Cześć,
Zarejestrowałem się dziś na Forum by poprosić Was o radę
Mam 36 lat, na nartach jeżdżę od 8 roku życia, miałem też kilkuletni epizod pod tytułem "tylko snowboard".
W różnych okresach życia uprawiałem narciarstwo albo intensywnie, albo bardzo sporadycznie - zdarzały się nawet paruletnie przerwy, czy to ze względu na problemy zdrowotne, czy ze względu na braki sprzętowe, czy też ze względu na inne aktywności.
Białe weekendy spędzam często w górach na zimowej wspinaczce lub drytoolingu, przez to narty odeszły na dalszy plan.
Ponieważ ostatnie 3 lata praktycznie nie jeździłem na nartach, a pod okiem instruktora nie jeździłem od dobrych kilkunastu lat, postanowiłem poszukać wyjazdu szkoleniowego w Alpy.
Alpy ... bo o dobre warunki i mniejsze kolejki łatwiej niż w Polsce.
Szkolenie ... bo chciałbym wyeliminować popełniane przeze mnie błędy, doszkolić się w stronie teoretycznej i praktycznej, nauczyć czegoś nowego i po prostu jeździć lepiej.
Jeżdżę szybko, na racingowych slalomach i gigantach, bez żadnych problemów na trasach czarnych gdy warunki są dobre.
Gdy warunki są słabe, ujawniają się braki w mojej technice i moja jazda wygląda znacznie gorzej - to właśnie chciałbym poprawić.
Nie szukam czegoś dla zupełnych żółtodziobów, mimo niedostatków w technice jestem raczej zaawansowanym narciarzem.
Na kursie będę oczywiście wykonywał pokornie każde, najbardziej banalne ćwiczenie, jeśli tylko instruktor uzna, że będzie to u mnie przydatne.
Przeszukałem sieć w poszukiwaniu takich wyjazdów i jest ich naprawdę sporo.
Problem polega na tym, że w opisach wszystko zawsze wygląda pięknie, a praktyka może pokazać, że wybierając kurs trafiłem na "narciarską hurtownię" (gdzie instruktor podchodzi do tematu na lekko, zarabia nie dzięki jakości usług, a dzięki ilości kursantów).

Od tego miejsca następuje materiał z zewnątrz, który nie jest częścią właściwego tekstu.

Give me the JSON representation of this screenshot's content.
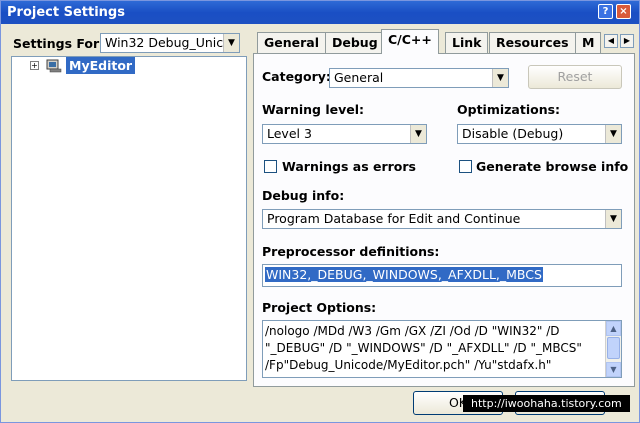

Z doświadczeń np. wspinaczkowych wiem, że z instruktorami i wyjazdami bywa różnie - jednym instruktorom się chce, innym nie do końca.
Najłatwiej zorientować się w temacie gdy było się już na kilku takich wyjazdach i ma się skalę porównawczą.
Doradzicie mi proszę na jakich szkołach i konkretnych nazwiskach warto się skupić?
Niekoniecznie "hurtownie narciarskie" dadzą szkolenie sensowne jakościowo, może ktoś z Was był na takim wyjeździe i może kogoś konkretnego polecić lub odradzić?
Można liczyć na takim szkoleniu na spostrzegawcze oko trenera i indywidualne podejście czy wg Was takie wyjazdy to raczej masówka i lepiej wydać pieniądze na parę godzin indywidualnego szkolenia u lokalnego instruktora podczas samodzielnego wypadu w Alpy?
Będę wdzięczny za Wasze opinie, z góry dziękuję za pomoc.
Najwygodniejszy dla mnie byłby wyjazd z Wrocławia, miesiąc wyjazdu to raczej luty, marzec lub kwiecień (jeśli w tym miesiącu warunki wciąż są akceptowalne - chyba tak późno w Alpach nie byłem).
Pozdrawiam!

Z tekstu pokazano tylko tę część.